Вечером он пришел к ней и после бурной, мучительной сцены ушел, не поколебав ее решения. Салли смотрела ему вслед, когда он брел к воротам, сгорбившись, нащупывая палкой тропинку, по которой проходил всегда с таким самоуверенным, с таким жизнерадостным видом, и на какую-то долю секунды ее охватило желание побежать за ним, вернуть его. Но за живой изгородью из свинцовки стояла Нора – она ждала его. Салли видела, как она подала ему руку и он тяжело оперся на нее; ее тоненькая девичья фигурка казалась такой хрупкой рядом с ним.
– Не думается ли вам, мэм, что вы подожгли свой дом, чтобы насолить соседу? – спросил ее Динни, чувствуя, что не может больше притворяться и делать вид, будто ничего не произошло.

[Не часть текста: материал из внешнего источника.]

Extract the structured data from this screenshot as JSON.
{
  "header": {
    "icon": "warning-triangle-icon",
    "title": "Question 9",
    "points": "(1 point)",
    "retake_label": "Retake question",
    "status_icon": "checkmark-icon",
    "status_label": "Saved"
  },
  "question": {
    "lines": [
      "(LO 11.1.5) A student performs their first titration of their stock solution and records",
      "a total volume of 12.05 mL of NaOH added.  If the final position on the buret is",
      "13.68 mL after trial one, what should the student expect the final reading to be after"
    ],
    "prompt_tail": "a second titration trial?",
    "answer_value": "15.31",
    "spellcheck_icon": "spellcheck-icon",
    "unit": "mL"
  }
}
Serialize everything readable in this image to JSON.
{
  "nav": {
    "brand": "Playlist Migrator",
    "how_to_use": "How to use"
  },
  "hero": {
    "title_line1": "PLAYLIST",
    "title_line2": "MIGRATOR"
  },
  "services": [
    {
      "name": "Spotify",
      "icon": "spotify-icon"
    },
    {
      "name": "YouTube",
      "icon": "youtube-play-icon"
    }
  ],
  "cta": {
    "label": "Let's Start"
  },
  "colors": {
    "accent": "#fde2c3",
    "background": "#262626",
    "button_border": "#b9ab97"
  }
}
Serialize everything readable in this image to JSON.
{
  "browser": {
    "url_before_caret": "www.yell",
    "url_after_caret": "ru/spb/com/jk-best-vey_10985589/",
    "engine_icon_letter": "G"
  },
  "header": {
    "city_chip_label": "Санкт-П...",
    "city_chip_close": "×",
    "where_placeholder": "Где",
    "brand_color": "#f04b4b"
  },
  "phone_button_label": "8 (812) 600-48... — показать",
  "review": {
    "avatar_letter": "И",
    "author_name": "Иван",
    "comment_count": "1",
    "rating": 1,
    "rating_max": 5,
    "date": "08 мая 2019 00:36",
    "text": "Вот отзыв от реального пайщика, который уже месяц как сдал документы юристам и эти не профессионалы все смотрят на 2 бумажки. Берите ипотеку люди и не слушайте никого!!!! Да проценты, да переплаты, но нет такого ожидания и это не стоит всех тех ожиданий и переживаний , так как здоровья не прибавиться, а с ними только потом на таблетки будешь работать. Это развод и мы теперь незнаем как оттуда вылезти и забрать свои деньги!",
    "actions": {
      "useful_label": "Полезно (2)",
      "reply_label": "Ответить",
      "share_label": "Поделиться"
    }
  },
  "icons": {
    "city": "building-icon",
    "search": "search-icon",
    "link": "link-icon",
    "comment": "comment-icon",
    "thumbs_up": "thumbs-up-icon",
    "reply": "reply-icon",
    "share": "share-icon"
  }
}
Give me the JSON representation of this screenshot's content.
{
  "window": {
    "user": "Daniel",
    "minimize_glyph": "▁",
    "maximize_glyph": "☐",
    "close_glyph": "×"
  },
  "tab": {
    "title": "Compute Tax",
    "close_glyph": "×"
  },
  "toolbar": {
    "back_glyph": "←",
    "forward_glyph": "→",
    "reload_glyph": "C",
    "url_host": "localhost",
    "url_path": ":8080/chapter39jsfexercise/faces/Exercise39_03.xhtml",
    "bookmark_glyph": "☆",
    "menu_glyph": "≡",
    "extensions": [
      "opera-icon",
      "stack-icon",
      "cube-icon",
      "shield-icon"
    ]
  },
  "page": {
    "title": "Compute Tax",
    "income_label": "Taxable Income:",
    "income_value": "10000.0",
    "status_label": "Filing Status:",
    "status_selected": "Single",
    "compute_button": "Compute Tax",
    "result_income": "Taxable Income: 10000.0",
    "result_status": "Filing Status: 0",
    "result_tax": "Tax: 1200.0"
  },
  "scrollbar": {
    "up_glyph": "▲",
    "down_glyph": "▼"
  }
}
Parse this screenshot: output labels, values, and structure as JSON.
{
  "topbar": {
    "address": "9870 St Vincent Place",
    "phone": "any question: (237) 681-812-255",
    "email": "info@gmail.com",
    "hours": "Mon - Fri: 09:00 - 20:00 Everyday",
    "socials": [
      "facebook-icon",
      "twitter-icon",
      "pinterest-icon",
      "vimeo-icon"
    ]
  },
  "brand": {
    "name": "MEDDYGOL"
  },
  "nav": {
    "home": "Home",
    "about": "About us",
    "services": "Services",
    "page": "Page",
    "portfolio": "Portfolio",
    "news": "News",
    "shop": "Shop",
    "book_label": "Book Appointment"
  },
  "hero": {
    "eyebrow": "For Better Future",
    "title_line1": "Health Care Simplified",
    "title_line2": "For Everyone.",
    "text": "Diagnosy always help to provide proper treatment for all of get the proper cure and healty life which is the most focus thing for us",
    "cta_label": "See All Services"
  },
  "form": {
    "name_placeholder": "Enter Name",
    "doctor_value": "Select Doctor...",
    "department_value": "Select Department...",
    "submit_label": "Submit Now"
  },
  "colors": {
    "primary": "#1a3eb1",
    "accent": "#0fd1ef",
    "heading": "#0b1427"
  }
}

– Я не знаю. Я бы хотела, чтобы это было так, Динни! – Салли плакала навзрыд. – Теперь, когда он ушел, это оказалось куда тяжелее для меня, чем я думала. Но иначе нельзя. Фриско поступил так непорядочно, он так глубоко оскорбил меня, что я уже никогда не смогу относиться к нему по-прежнему. Если бы он сошелся с Норой, это было бы не так чудовищно. Но разрушить все, что было между нами, ради какой-то косоглазой неряхи – нет, я просто не в силах этого перенести.
– Да, бывают вещи, которые не укладываются в голове, – пробормотал Динни. – Впрочем, я думаю, что Нора права: если уж миссис Руни в кого-нибудь вцепилась, – пиши пропало.
Глава XXII
Глаза Билла загорались, и смущенная, застенчивая улыбка прогоняла выражение усталости и задумчивости с его лица, когда, вернувшись домой после работы, он находил в кухне квадратный бледно-голубой конверт. Билл совал его в карман и проходил к себе, насвистывая смешную песенку, похожую на птичье чириканье.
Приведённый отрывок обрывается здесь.